Even with a powerful set of motion generators, a challenge remains to provide effective and easily learned user interfaces to control, manipulate and animate virtual humans. Interactive point and click systems such as Jack \ work now, but with a cost in user learning and menu traversal. Such interfaces decouple the human participant's instructions and actions from the avatar through a narrow and ad hoc communication channel of hand and finger motions. A direct programming interface, while powerful, must be rejected as as off-line method that moreover requires specialized computer programming understanding and expertise. The option that remains is a language-based interface.

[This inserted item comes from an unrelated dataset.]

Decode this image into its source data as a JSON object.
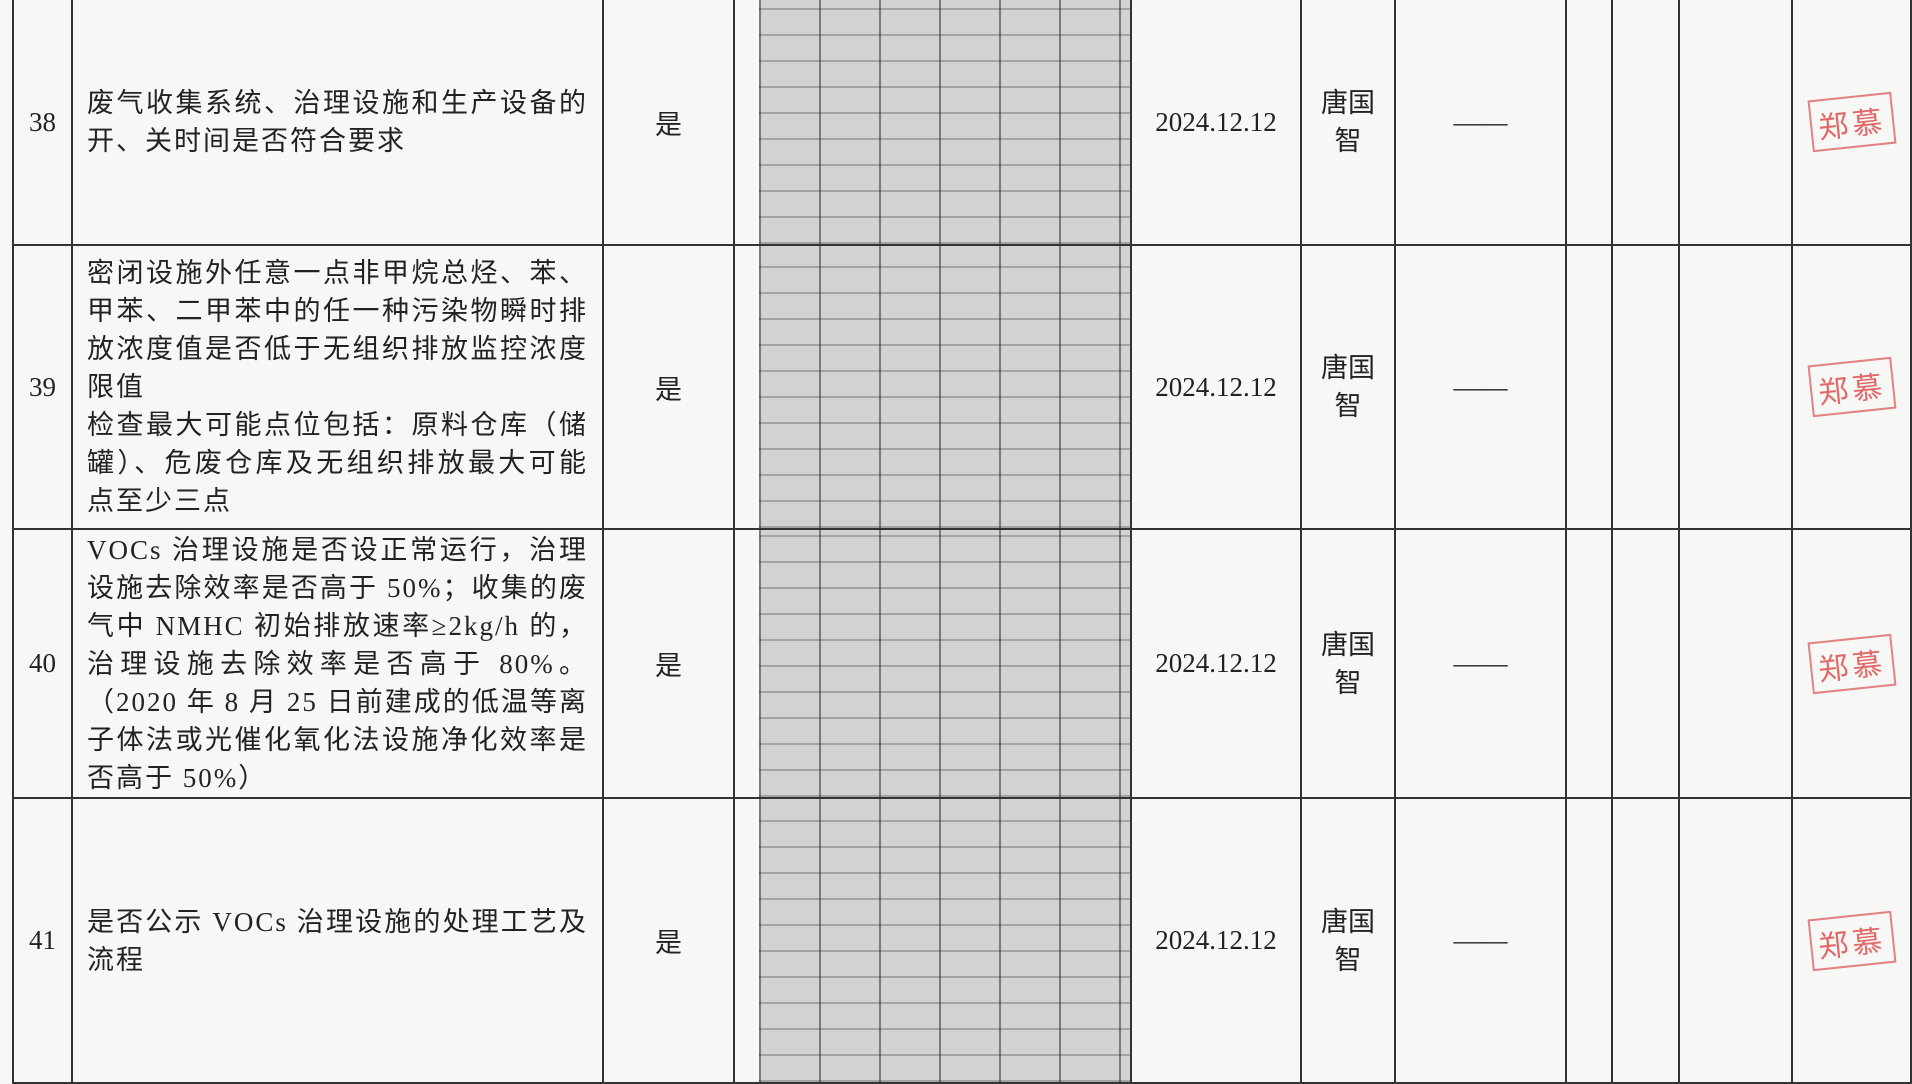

Perhaps not surprisingly, instructions for people are given in natural language augmented with graphical diagrams and occasionally, animations. Recipes, instruction manuals, and interpersonal conversations use language as the medium for conveying process and action. While our historic interest in instructions has been on creating animations from instructions [5,3,45], we have recently begun to examine the inverse process, namely, generating text from the PaT-Net representations of animations. The purpose is primarily to help automate the production of aircraft maintenance instruction orders (manuals) in conjunction with the animation of the tasks themselves. The expectation is that the synthesized text material ought to reflect the proper execution of the tasks (which can be visually verified through the animation) and will have consistency across the entire document. By the same principles, being able to process the textual instructions will aid in discovering ambiguities, omitted steps, or inappropriate terminology.

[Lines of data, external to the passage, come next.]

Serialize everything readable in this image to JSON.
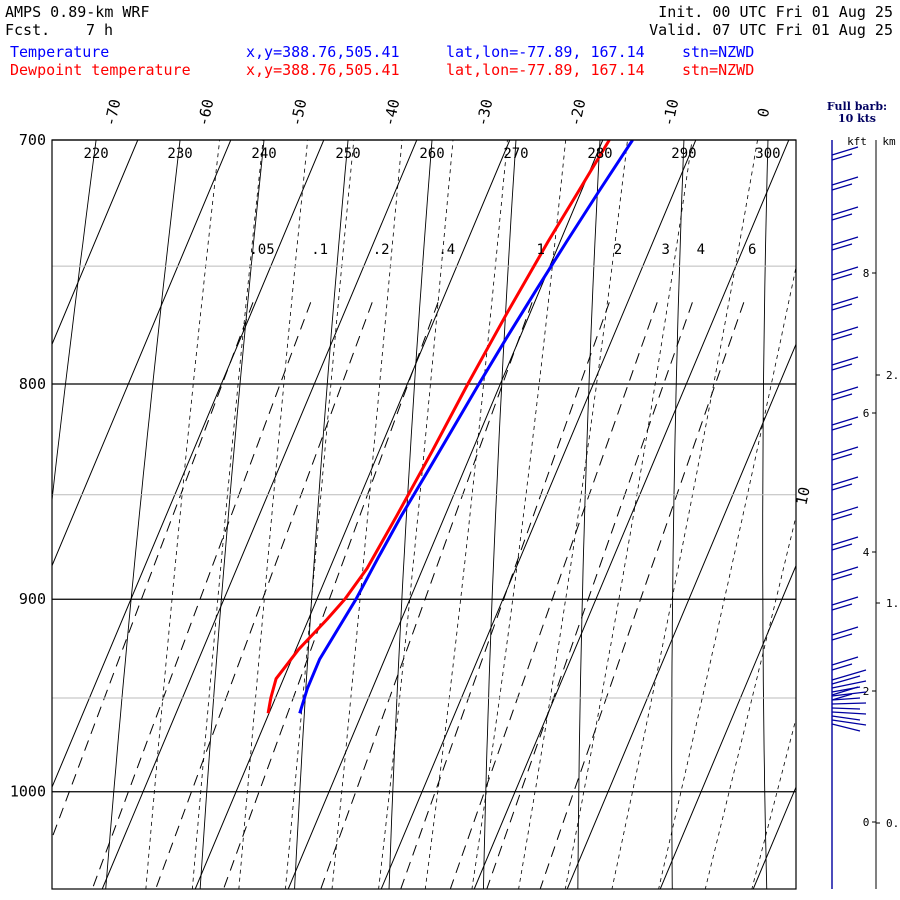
{
  "header": {
    "model": "AMPS 0.89-km WRF",
    "fcst_label": "Fcst.",
    "fcst_value": "7 h",
    "init": "Init. 00 UTC Fri 01 Aug 25",
    "valid": "Valid. 07 UTC Fri 01 Aug 25",
    "legend": [
      {
        "label": "Temperature",
        "xy": "x,y=388.76,505.41",
        "latlon": "lat,lon=-77.89, 167.14",
        "stn": "stn=NZWD",
        "color": "#0000ff"
      },
      {
        "label": "Dewpoint temperature",
        "xy": "x,y=388.76,505.41",
        "latlon": "lat,lon=-77.89, 167.14",
        "stn": "stn=NZWD",
        "color": "#ff0000"
      }
    ]
  },
  "chart_data": {
    "type": "line",
    "chart_kind": "skew-T log-p diagram",
    "pressure_levels": [
      700,
      800,
      900,
      1000
    ],
    "pressure_labels": [
      "700",
      "800",
      "900",
      "1000"
    ],
    "ylim_hpa": [
      1045,
      700
    ],
    "isotherm_labels": [
      "-70",
      "-60",
      "-50",
      "-40",
      "-30",
      "-20",
      "-10",
      "0",
      "10"
    ],
    "dry_adiabat_labels": [
      "220",
      "230",
      "240",
      "250",
      "260",
      "270",
      "280",
      "290",
      "300"
    ],
    "mixing_ratio_labels": [
      ".05",
      ".1",
      ".2",
      ".4",
      "1",
      "2",
      "3",
      "4",
      "6"
    ],
    "series": [
      {
        "name": "Temperature",
        "color": "#0000ff",
        "points": [
          {
            "p": 958,
            "t": -26.7
          },
          {
            "p": 945,
            "t": -27.0
          },
          {
            "p": 930,
            "t": -27.0
          },
          {
            "p": 915,
            "t": -26.4
          },
          {
            "p": 900,
            "t": -25.8
          },
          {
            "p": 880,
            "t": -25.3
          },
          {
            "p": 860,
            "t": -24.7
          },
          {
            "p": 840,
            "t": -23.9
          },
          {
            "p": 820,
            "t": -23.1
          },
          {
            "p": 800,
            "t": -22.3
          },
          {
            "p": 780,
            "t": -21.4
          },
          {
            "p": 760,
            "t": -20.4
          },
          {
            "p": 740,
            "t": -19.3
          },
          {
            "p": 720,
            "t": -18.1
          },
          {
            "p": 700,
            "t": -16.8
          }
        ]
      },
      {
        "name": "Dewpoint temperature",
        "color": "#ff0000",
        "points": [
          {
            "p": 958,
            "t": -30.1
          },
          {
            "p": 950,
            "t": -30.5
          },
          {
            "p": 940,
            "t": -30.8
          },
          {
            "p": 925,
            "t": -29.7
          },
          {
            "p": 910,
            "t": -28.0
          },
          {
            "p": 900,
            "t": -27.0
          },
          {
            "p": 885,
            "t": -26.0
          },
          {
            "p": 860,
            "t": -25.2
          },
          {
            "p": 830,
            "t": -24.3
          },
          {
            "p": 800,
            "t": -23.5
          },
          {
            "p": 770,
            "t": -22.5
          },
          {
            "p": 740,
            "t": -21.3
          },
          {
            "p": 720,
            "t": -20.3
          },
          {
            "p": 700,
            "t": -19.3
          }
        ]
      }
    ],
    "grid": true
  },
  "wind_panel": {
    "title_line1": "Full barb:",
    "title_line2": "10 kts",
    "kft_label": "kft",
    "km_label": "km",
    "kft_ticks": [
      "8",
      "6",
      "4",
      "2",
      "0"
    ],
    "km_ticks": [
      "2.",
      "1.",
      "0."
    ],
    "line_color": "#0000a0"
  }
}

The key to linking language and animation lies in constructing a semantic representation of actions, objects, and agents which is simultaneously suitable for execution (animation) as well as natural language expression. We have called this implementable semantics: the representation must have the power of a (parallel) programming language which drives a simulation (in a context of a given set of objects and agents), and yet supports the enormous range of expression, nuance, and manner offered by language. The details of this Parameterized Action Representation (PAR) -- which involves PaT-Nets as an implementation language -- are being developed in a companion document .
As a prototype implementation of this language--animation connection, we are constructing JackMOO: a multi-user environment mediated by an existing system called lambdaMOO . The lambdaMOO is a text-based multi-user world. By adding a Jack system and an additional dialog box to the user interface, the user can instruct his or her avatar to take steps, go into a neighboring room, turn on a TV set, and so on. While the text input is quite constrained by the limited ``verb-object-modifier'' syntax of lambdaMOO, it is nonetheless very efficient for specifying the avatar's actions. The JackMOO updates a local client's 3D animated view of the instruction executed on the pilot avatar. Simultaneously, the lambdaMOO updates the persistent world view (on the lambdaMOO server) and informs (textually) other users occupying the same virtual room of the avatar's actions. Should one of the other users have a JackMOO interface, the avatar's actions will be mirrored by the user's drone on that client's display. In effect, the actions are specified in either a textual or graphical fashion and executed as both a textual and database update and (if possible) an animated display. It is thus essential that discrete (text-based) instructions have continuous (animation) consequences: the conversion is based on action (``verb'') semantics embedded into object-specific methods stored in the lambdaMOO objects. We are extending this object-oriented system to store the richer semantic information necessitated by the scope and range of human actions that an avatar must portray.